Le fait que la politique européenne soit un jeu de lobbies autoréférentiels absolument imperméables aux intérêts des peuples, c’est là toute la tragédie.
Mais rien de tout cela ne suscite jamais vraiment l’indignation des analystes officiels, des hommes et des femmes de gouvernement, des intellectuels « progressistes » et « conservateurs ».
Le jeu des contrastes disparus du XXe siècle continue d’être joué en toute mauvaise conscience.
L’antifascisme s’agite et, pendant ce temps, les autoritarismes néolibéraux les plus effrontés fleurissent ; l’anticommunisme s’agite et, entre-temps, les pires formes de scientisme économique fleurissent ; Le génocide commis par les nazis est commémoré, et pendant ce temps, les génocides fleurissent dans le monde dans le silence le plus assourdissant.

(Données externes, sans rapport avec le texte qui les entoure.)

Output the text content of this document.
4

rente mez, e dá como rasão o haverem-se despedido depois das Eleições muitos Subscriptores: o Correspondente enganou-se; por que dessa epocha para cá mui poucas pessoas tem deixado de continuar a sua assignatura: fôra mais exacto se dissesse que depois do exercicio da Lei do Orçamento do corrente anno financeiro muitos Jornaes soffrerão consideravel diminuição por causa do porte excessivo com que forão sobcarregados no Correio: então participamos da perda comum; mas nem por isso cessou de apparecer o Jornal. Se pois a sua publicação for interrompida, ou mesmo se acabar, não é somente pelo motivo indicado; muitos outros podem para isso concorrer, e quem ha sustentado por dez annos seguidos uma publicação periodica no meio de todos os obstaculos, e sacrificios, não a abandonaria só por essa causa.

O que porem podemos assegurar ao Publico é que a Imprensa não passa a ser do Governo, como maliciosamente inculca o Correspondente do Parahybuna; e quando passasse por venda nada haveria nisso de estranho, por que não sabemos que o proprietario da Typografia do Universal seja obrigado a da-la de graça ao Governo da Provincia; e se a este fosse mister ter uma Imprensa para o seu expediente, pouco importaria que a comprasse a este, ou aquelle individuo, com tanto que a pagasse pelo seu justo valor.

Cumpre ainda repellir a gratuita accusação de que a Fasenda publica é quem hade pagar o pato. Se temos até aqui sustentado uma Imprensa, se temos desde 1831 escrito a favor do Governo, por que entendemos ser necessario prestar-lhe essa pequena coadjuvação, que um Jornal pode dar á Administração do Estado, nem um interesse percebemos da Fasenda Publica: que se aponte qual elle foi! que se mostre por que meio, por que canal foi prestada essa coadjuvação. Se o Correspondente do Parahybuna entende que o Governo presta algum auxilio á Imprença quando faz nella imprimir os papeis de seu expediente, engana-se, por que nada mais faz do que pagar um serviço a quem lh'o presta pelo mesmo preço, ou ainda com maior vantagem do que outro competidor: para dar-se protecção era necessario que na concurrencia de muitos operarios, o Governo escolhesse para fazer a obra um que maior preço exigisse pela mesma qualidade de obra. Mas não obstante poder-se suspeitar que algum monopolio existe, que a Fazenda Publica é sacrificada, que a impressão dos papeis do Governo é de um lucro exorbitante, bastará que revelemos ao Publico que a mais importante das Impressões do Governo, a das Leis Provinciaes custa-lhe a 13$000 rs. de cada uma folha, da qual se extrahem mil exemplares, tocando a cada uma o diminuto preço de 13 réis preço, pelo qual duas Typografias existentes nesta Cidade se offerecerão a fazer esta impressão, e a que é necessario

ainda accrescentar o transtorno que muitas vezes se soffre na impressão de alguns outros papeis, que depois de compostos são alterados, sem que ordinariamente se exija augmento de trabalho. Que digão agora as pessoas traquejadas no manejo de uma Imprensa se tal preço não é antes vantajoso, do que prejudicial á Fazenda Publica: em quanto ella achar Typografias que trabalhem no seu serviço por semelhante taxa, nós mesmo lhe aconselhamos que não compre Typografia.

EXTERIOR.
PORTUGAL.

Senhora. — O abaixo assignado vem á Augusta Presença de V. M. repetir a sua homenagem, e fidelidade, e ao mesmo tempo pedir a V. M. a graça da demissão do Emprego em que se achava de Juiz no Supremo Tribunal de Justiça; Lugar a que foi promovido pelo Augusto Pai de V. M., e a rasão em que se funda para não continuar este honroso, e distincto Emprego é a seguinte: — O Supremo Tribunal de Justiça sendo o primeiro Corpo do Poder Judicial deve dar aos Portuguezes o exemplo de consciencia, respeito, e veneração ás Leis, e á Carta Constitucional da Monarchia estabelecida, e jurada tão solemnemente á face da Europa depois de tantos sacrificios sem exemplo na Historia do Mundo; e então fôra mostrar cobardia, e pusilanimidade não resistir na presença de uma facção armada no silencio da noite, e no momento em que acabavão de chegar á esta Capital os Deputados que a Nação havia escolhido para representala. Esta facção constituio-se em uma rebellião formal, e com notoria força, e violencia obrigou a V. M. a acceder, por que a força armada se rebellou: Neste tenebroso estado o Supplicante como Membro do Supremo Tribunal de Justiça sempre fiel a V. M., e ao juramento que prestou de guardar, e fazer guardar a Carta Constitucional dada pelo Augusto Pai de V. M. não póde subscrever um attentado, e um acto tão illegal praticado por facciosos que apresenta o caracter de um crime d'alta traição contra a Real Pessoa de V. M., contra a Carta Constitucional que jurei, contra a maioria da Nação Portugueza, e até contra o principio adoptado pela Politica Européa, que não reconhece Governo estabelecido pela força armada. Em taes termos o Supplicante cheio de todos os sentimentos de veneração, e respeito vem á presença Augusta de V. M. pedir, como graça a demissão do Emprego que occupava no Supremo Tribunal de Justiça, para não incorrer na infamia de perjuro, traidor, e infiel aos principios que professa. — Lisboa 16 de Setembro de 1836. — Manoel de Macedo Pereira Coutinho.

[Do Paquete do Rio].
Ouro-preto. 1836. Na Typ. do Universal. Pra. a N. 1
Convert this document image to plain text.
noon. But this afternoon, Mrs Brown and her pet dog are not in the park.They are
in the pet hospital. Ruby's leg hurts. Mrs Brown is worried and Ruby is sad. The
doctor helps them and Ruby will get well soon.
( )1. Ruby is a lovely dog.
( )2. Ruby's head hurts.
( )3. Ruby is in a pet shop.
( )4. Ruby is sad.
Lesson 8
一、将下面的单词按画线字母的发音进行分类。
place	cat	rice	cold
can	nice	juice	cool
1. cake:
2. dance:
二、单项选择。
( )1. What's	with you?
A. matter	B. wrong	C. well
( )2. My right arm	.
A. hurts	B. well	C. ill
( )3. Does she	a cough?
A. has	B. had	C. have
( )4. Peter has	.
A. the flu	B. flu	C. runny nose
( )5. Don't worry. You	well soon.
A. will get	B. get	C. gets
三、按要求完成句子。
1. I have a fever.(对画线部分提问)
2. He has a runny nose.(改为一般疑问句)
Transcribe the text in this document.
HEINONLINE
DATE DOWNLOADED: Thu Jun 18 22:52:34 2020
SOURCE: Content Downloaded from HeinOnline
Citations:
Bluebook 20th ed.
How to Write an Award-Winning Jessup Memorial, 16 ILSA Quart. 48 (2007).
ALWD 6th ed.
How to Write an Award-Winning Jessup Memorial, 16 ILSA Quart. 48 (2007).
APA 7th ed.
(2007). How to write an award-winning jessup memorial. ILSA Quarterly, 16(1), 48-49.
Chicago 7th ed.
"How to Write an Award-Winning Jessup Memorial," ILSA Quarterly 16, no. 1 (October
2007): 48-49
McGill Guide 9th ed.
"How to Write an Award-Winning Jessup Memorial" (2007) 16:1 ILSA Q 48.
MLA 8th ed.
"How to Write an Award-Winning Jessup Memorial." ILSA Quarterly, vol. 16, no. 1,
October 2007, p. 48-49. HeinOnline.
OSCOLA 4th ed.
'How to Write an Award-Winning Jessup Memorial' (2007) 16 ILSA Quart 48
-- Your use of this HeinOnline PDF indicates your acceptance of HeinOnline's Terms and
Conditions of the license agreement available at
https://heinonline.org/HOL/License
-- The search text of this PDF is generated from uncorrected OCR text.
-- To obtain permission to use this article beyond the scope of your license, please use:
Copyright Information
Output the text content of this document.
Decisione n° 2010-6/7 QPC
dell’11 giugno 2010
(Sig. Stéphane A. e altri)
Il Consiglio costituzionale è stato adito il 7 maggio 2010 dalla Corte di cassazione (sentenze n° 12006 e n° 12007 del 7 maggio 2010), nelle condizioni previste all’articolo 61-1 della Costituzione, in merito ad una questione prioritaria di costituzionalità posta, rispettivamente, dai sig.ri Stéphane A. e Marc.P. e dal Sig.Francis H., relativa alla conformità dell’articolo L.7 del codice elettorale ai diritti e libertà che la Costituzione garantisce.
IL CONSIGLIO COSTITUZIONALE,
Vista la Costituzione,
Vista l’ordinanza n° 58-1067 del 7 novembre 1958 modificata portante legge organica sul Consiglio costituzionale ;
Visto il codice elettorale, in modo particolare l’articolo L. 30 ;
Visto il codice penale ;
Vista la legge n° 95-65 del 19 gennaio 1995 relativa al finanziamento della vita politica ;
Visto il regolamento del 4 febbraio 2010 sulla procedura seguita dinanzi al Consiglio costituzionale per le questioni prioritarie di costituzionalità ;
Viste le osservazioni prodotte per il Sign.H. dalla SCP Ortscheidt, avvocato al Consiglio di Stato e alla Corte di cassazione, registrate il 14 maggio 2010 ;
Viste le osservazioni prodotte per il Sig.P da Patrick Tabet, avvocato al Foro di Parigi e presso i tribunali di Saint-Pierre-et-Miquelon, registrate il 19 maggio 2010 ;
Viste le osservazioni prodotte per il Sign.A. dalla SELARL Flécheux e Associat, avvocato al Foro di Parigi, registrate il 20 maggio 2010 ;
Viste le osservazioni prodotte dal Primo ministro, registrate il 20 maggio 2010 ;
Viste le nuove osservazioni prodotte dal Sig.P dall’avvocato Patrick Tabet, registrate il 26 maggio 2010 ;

Nous parlons et pensons à autre chose, continuellement, obstinément, pour empêcher les gens, même pour une minute, de « sortir de la matrice », de comprendre quelles sont les vraies menaces, de voir qui sont les vrais ennemis.
La construction systématique du mensonge par la distraction, de la fausseté par la dissimulation, voilà le vrai jeu du pouvoir contemporain. Ceux qui, ayant les moyens intellectuels de le comprendre et ne s'y soustraient pas, en sont les complices.
Voilà, vous pouvez maintenant continuer à jouer avec les morceaux qu'ils vous mettent dans les mains, en débattant pour savoir si et comment Musk est le nouveau visage du danger fasciste.